TrRad51 stabilizes mismatched triplex-state DNA. Single-molecule triplex-state stability experiments reveal similar stabilities of TrRad51 on sequences with full homology and sequences containing mismatched DNA. (A) Schematic of single-molecule triplex-state stability experiment. (B–D) Kinetics of triplex-state dissociation of 15-nt full homologous (in orange), 15-nt containing one mismatched sequence (in blue), and 12-nt full homology DNA substrates (in green) measured for ScDmc1 (B), ScRad51 (C), and TrRad51 (D), respectively. The proportions of triplex state DNA are plotted in natural log-scale, and the slope of the plot represents the dissociation rate. Error bars represent the SEM of three replicates. The dissociation rates are listed in SI Appendix, Table S17.

Fig. 6.

Chimeric ScRad51 with TrRad51 L2-specific amino acids can partially rescue the low spore viability phenotype of S288c/SK1 dmc1Δ hed1Δ hybrid diploid cells. (A) Comparison of Rad51 L1 and L2 amino acid sequences from “dual-RecA” and “Rad51-only” sexual eukaryotes. Species names in red indicate “Rad51-only” Pezizomycotina filamentous fungi; species names in blue indicate “Rad51-only” animals. L1/L2 amino acids that are ScRad51-specific and TrRad51-specific are highlighted in blue and red, respectively. Yeast and human Dmc1 were added to the alignment to aid comparison.

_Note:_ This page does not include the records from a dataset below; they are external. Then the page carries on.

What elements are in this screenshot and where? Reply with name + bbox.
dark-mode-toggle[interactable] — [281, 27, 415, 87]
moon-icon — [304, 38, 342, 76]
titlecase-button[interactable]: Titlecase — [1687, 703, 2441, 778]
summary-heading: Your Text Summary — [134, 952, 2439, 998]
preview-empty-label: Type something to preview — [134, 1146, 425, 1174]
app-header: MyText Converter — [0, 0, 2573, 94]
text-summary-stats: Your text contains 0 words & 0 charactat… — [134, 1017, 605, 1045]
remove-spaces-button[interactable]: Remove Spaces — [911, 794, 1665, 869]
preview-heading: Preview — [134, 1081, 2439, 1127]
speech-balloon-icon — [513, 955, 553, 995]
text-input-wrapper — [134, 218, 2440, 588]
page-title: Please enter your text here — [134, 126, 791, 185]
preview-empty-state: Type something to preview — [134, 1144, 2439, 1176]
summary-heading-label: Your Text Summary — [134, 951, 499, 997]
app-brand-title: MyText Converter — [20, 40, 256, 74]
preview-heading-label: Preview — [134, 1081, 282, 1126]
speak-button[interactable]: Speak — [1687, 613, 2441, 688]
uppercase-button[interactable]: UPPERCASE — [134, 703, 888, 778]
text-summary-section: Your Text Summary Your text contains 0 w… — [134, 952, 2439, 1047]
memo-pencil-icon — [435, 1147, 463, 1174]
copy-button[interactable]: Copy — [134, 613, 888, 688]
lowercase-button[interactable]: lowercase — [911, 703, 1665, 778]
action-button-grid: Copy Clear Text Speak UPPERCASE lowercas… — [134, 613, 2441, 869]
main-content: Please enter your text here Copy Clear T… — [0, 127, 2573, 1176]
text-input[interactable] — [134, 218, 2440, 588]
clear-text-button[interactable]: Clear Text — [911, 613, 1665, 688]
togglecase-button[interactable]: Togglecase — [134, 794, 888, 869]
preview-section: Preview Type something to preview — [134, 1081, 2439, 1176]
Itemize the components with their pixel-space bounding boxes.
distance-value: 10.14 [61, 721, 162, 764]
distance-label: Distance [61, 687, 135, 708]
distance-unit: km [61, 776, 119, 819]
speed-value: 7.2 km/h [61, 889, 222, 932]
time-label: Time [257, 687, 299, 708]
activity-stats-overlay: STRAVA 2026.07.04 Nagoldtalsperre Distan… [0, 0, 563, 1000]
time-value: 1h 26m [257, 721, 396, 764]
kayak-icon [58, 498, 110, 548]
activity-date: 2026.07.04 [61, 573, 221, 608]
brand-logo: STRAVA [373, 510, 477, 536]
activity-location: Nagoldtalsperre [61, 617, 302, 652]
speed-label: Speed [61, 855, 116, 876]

Amino acids that are completely or partially conserved in these recombinase proteins are shaded in black or gray, respectively. (B) Schematic representation of S. cerevisiae mutant Rad51 proteins (ScRad51) carrying amino acid substitutions derived from T. reesei L1 (TrL1) and/or L2 (TrL2). Amino acids marked in red and blue represent residues with or without substitutions, respectively (SI Appendix, Table S18). (C) MMS resistance. Spot assay showing fivefold serial dilutions of indicated strains grown on YPD plates with 0, 0.01%, or 0.02% MMS. (D) Spore viability. Spore viability of indicated S288c/SK1 hybrid diploid cells was analyzed after 3 d on sporulation media at 30 °C. To score spore viability, only tetrads (but not dyads or triads) were dissected on YPD. Asterisks indicate spore viability of the rad51 mutants that is significantly different from that of WT under the same genetic background with P values calculated using Z-tests of two proportions (*P < .05 and ***P < .001). n.d. (not determined).